Bouasone also promised to keep the economy growing at 7.5 percent a year between 2006 and 2010 and to fight graft.

"Money from donor countries will be spent more efficiently," Bouasone, who received a doctorate degree in political economy in the former Soviet Union, told the national assembly.

But diplomats said that despite the more cosmopolitan faces in the cabinet, there would be none of the changes in policy they believed were needed for the landlocked country of 5.6 million people, 30 percent of whom live on less than $2 a day.

"The robust growth has nothing to do with the party nor the government when you have China, Vietnam and Thailand desperately competing for natural resources in Laos," a Vientiane-based Western diplomat said.

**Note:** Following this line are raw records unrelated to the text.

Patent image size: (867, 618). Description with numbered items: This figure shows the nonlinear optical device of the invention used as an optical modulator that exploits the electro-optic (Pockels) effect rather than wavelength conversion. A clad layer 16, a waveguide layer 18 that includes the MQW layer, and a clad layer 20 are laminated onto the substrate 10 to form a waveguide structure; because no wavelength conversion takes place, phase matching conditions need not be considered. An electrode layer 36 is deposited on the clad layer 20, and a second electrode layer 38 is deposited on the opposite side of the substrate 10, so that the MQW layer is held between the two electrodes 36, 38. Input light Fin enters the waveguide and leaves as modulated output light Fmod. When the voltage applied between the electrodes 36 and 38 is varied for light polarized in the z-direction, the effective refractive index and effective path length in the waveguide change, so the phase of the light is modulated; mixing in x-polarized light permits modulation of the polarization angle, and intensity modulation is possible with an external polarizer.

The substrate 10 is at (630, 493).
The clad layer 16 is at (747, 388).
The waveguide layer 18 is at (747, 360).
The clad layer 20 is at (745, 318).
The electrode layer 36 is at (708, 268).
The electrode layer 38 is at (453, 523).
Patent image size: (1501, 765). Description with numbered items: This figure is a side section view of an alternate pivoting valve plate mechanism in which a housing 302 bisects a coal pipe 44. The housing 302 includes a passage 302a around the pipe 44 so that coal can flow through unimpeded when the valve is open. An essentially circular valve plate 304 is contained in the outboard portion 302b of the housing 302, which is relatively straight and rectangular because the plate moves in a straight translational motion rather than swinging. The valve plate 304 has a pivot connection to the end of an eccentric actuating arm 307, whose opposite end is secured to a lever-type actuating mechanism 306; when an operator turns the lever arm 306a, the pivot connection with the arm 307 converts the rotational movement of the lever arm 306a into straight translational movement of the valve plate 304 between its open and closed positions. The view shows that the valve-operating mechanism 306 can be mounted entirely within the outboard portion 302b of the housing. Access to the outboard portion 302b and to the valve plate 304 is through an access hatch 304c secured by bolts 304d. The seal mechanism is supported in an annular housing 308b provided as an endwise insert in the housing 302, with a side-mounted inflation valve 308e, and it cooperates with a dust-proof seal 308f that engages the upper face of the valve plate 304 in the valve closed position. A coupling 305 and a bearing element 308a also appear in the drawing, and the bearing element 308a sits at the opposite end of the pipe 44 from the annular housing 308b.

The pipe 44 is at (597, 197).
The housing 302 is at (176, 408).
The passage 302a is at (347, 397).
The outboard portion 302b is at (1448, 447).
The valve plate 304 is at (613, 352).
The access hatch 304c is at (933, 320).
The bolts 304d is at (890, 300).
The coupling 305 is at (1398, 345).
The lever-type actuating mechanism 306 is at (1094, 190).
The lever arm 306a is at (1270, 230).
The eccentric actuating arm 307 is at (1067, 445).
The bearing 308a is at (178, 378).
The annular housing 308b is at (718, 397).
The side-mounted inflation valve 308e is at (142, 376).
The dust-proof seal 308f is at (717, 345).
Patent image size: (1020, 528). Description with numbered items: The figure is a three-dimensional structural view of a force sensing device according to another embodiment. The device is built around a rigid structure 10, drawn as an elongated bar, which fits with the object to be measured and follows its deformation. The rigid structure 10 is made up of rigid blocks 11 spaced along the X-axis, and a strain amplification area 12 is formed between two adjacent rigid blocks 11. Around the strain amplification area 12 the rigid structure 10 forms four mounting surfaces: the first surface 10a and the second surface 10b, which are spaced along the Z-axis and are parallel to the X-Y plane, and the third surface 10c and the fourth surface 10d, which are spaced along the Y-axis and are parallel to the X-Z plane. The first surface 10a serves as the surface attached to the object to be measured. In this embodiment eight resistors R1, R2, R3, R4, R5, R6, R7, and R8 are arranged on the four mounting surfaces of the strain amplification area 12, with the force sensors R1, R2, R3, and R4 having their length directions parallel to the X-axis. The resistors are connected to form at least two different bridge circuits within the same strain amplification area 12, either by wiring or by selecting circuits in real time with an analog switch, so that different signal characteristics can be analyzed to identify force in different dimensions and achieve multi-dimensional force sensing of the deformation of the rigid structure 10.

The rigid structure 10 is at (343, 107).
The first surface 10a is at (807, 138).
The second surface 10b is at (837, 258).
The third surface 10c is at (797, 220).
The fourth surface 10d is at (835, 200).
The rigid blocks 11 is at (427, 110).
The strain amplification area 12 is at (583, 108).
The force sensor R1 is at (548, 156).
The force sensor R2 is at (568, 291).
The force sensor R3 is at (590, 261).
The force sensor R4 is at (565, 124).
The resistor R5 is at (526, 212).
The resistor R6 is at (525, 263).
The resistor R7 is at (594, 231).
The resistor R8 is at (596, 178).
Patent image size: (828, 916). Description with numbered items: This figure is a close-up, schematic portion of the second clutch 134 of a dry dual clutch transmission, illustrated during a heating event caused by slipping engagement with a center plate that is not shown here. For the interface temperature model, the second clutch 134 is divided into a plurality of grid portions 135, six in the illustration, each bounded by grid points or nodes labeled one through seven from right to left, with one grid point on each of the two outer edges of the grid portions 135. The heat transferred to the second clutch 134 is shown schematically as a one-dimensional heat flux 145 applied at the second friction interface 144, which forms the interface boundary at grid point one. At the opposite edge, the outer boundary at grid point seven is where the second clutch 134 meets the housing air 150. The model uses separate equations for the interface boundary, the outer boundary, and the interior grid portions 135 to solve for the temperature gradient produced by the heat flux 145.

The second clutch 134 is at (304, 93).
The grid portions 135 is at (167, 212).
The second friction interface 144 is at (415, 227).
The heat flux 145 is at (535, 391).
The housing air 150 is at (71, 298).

Without a strategic plan, Laos, to which the three neighbours look for cheap electricity from its dam projects and natural resources from mining projects, "runs the risk of being raped by other countries", he said.

An Asian diplomat said Choummaly would not bring any significant change to policy.

"He has always been Khamtay's right-hand man. He definitely owes his position to Khamtay," the diplomat said.

Other positions included changes of ministries among existing ministers and bringing in new faces, some of which were children of outgoing ministers.

Somsavat Lengsavad was moved from the Foreign Ministry to become a deputy prime minister and is succeeded by fellow Deputy Prime Minister Thongloun Sisoulith, previously the head of the national planning agency.